Even if the budget deficit is kept to the forecast $1,55 billion — and since all the Treasury forecasts have already been seen to be inaccurate this is unlikely — there is still another $2,7 billion in debt repayments to be found, taking the funding total past $4 billion.
The minister announced plans to roll over — for which read default on — some debt repayments.
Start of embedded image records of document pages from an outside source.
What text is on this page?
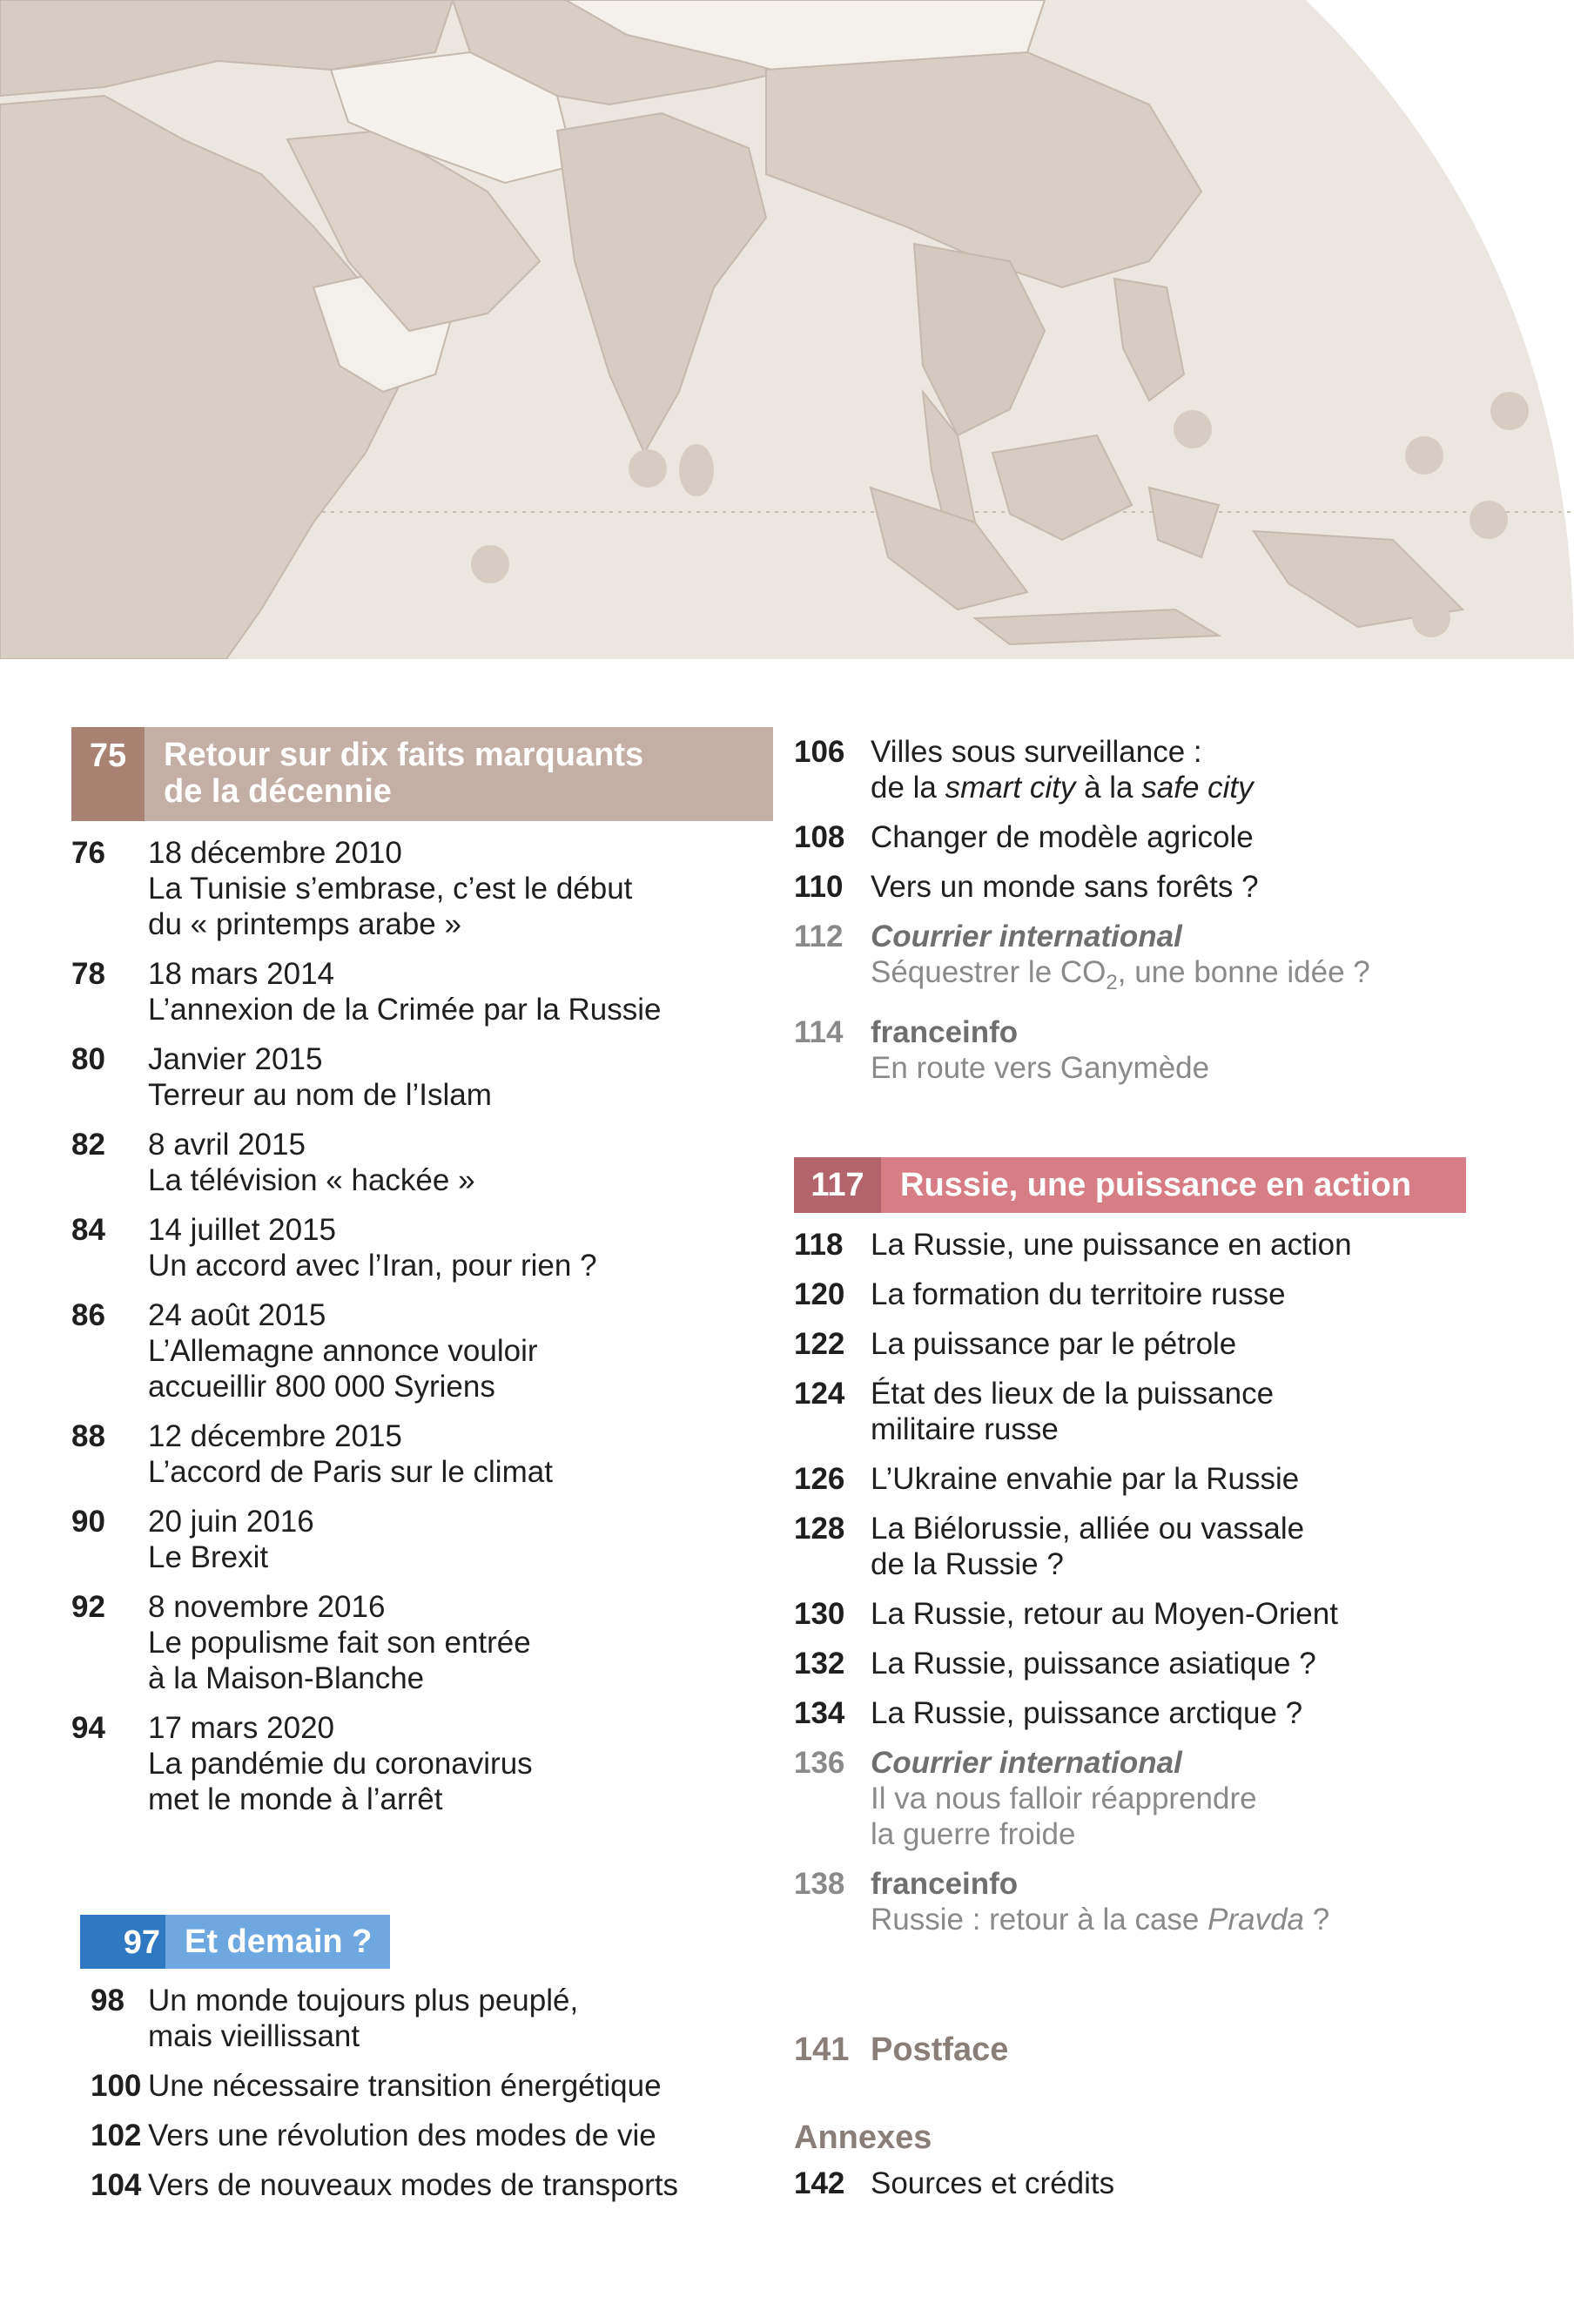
75	Retour sur dix faits marquants
de la décennie
76	18 décembre 2010
La Tunisie s’embrase, c’est le début
du « printemps arabe »
78	18 mars 2014
L’annexion de la Crimée par la Russie
80	Janvier 2015
Terreur au nom de l’Islam
82	8 avril 2015
La télévision « hackée »
84	14 juillet 2015
Un accord avec l’Iran, pour rien ?
86	24 août 2015
L’Allemagne annonce vouloir
accueillir 800 000 Syriens
88	12 décembre 2015
L’accord de Paris sur le climat
90	20 juin 2016
Le Brexit
92	8 novembre 2016
Le populisme fait son entrée
à la Maison-Blanche
94	17 mars 2020
La pandémie du coronavirus
met le monde à l’arrêt
97 Et demain ?
98 Un monde toujours plus peuplé,
mais vieillissant
100 Une nécessaire transition énergétique
102 Vers une révolution des modes de vie
104 Vers de nouveaux modes de transports
106 Villes sous surveillance :
de la smart city à la safe city
108 Changer de modèle agricole
110 Vers un monde sans forêts ?
112 Courrier international
Séquestrer le $CO_2$, une bonne idée ?
114 franceinfo
En route vers Ganymède
117	Russie, une puissance en action
118 La Russie, une puissance en action
120 La formation du territoire russe
122 La puissance par le pétrole
124 État des lieux de la puissance
militaire russe
126 L’Ukraine envahie par la Russie
128 La Biélorussie, alliée ou vassale
de la Russie ?
130 La Russie, retour au Moyen-Orient
132 La Russie, puissance asiatique ?
134 La Russie, puissance arctique ?
136 Courrier international
Il va nous falloir réapprendre
la guerre froide
138 franceinfo
Russie : retour à la case Pravda ?
141 Postface
Annexes
142 Sources et crédits
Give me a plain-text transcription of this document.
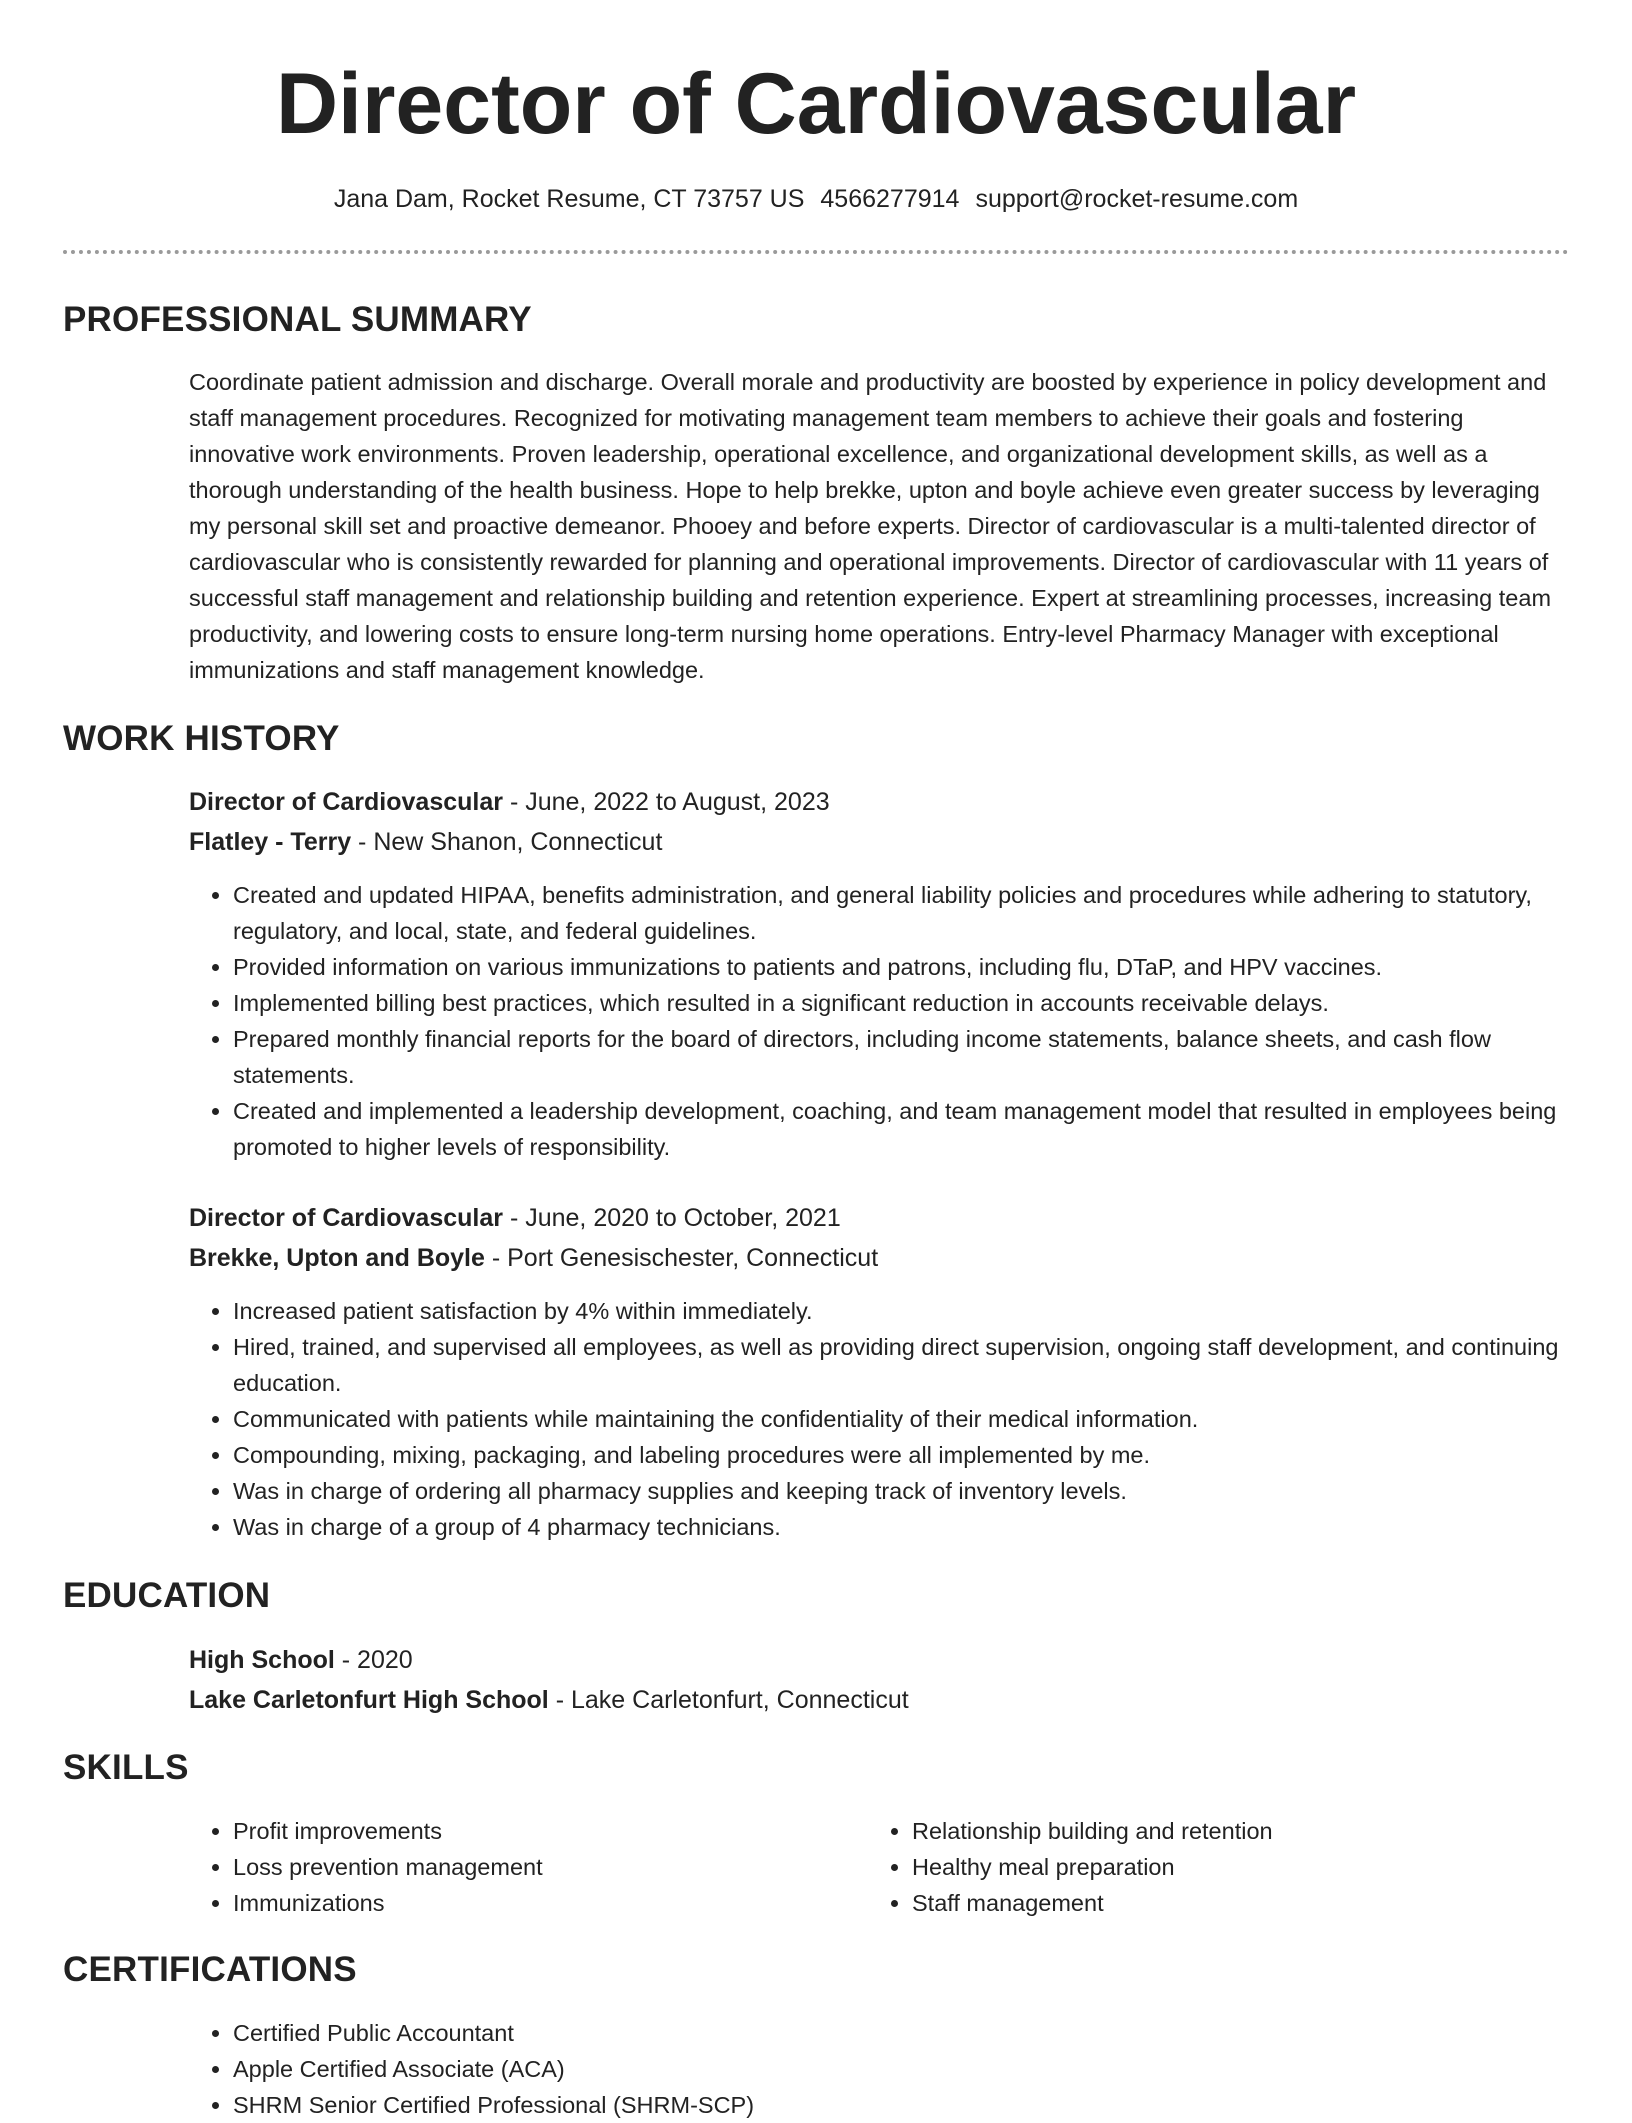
Director of Cardiovascular
Jana Dam, Rocket Resume, CT 73757 US 4566277914 support@rocket-resume.com
PROFESSIONAL SUMMARY

Coordinate patient admission and discharge. Overall morale and productivity are boosted by experience in policy development and staff management procedures. Recognized for motivating management team members to achieve their goals and fostering innovative work environments. Proven leadership, operational excellence, and organizational development skills, as well as a thorough understanding of the health business. Hope to help brekke, upton and boyle achieve even greater success by leveraging my personal skill set and proactive demeanor. Phooey and before experts. Director of cardiovascular is a multi-talented director of cardiovascular who is consistently rewarded for planning and operational improvements. Director of cardiovascular with 11 years of successful staff management and relationship building and retention experience. Expert at streamlining processes, increasing team productivity, and lowering costs to ensure long-term nursing home operations. Entry-level Pharmacy Manager with exceptional immunizations and staff management knowledge.

WORK HISTORY
Director of Cardiovascular - June, 2022 to August, 2023
Flatley - Terry - New Shanon, Connecticut
• Created and updated HIPAA, benefits administration, and general liability policies and procedures while adhering to statutory, regulatory, and local, state, and federal guidelines.
• Provided information on various immunizations to patients and patrons, including flu, DTaP, and HPV vaccines.
• Implemented billing best practices, which resulted in a significant reduction in accounts receivable delays.
• Prepared monthly financial reports for the board of directors, including income statements, balance sheets, and cash flow statements.
• Created and implemented a leadership development, coaching, and team management model that resulted in employees being promoted to higher levels of responsibility.
Director of Cardiovascular - June, 2020 to October, 2021
Brekke, Upton and Boyle - Port Genesischester, Connecticut
• Increased patient satisfaction by 4% within immediately.
• Hired, trained, and supervised all employees, as well as providing direct supervision, ongoing staff development, and continuing education.
• Communicated with patients while maintaining the confidentiality of their medical information.
• Compounding, mixing, packaging, and labeling procedures were all implemented by me.
• Was in charge of ordering all pharmacy supplies and keeping track of inventory levels.
• Was in charge of a group of 4 pharmacy technicians.
EDUCATION
High School - 2020
Lake Carletonfurt High School - Lake Carletonfurt, Connecticut
SKILLS
• Profit improvements
• Loss prevention management
• Immunizations
• Relationship building and retention
• Healthy meal preparation
• Staff management
CERTIFICATIONS
• Certified Public Accountant
• Apple Certified Associate (ACA)
• SHRM Senior Certified Professional (SHRM-SCP)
Just how this will be done with inflation of more than 40%, and massively negative (minus 30% at least) real interest rates remains to be seen.
Private holders of TBs (over $3 billion) and the $2 billion in government’s 7% bonds will — if they are lucky — redeem their savings, on which they are earning hugely-negative returns, in money worth at least 40% less than when it was invested.
Factor in devaluation and Zanu PF will have decimated domestic savings, twice in a decade — no mean achievement.
The impact of such fiscal and monetary follies on savers, corporates and above all pension funds will be savage.
Indeed, it already is where banks and firms mark their monetary assets to market.
There is more to come: if and when Ncube launches his new, devalued currency, the holders of $10 billion in bank deposits, as well as those with TBs and savings bonds, will be outraged — sufficiently so for some to drag the government to the courts for repeatedly assuring everyone that the money in their bank accounts is in US dollars.
That, with this track record, not to mention 20 years of international default, the Mnangagwa administration expects foreigners or locals to lend it still more money highlights its tenuous grip on reality.
There are still some — asset managers, business leaders, diplomats and World Bank officials — who believe in an “economic” solution to the Zimbabwe crisis.
But with the New Dispensation on the rocks, systemic change going well beyond traditional economic reform programmes to embrace socio-political renewal is essential.
Those with even a cursory knowledge of corporate turnaround strategies know that merely changing the chief executive officer, especially with a carbon-copy, doesn’t work.
In Zimbabwe, the problem was far greater than the former president. It was, and still is, the system, which will not be changed by economic reform alone.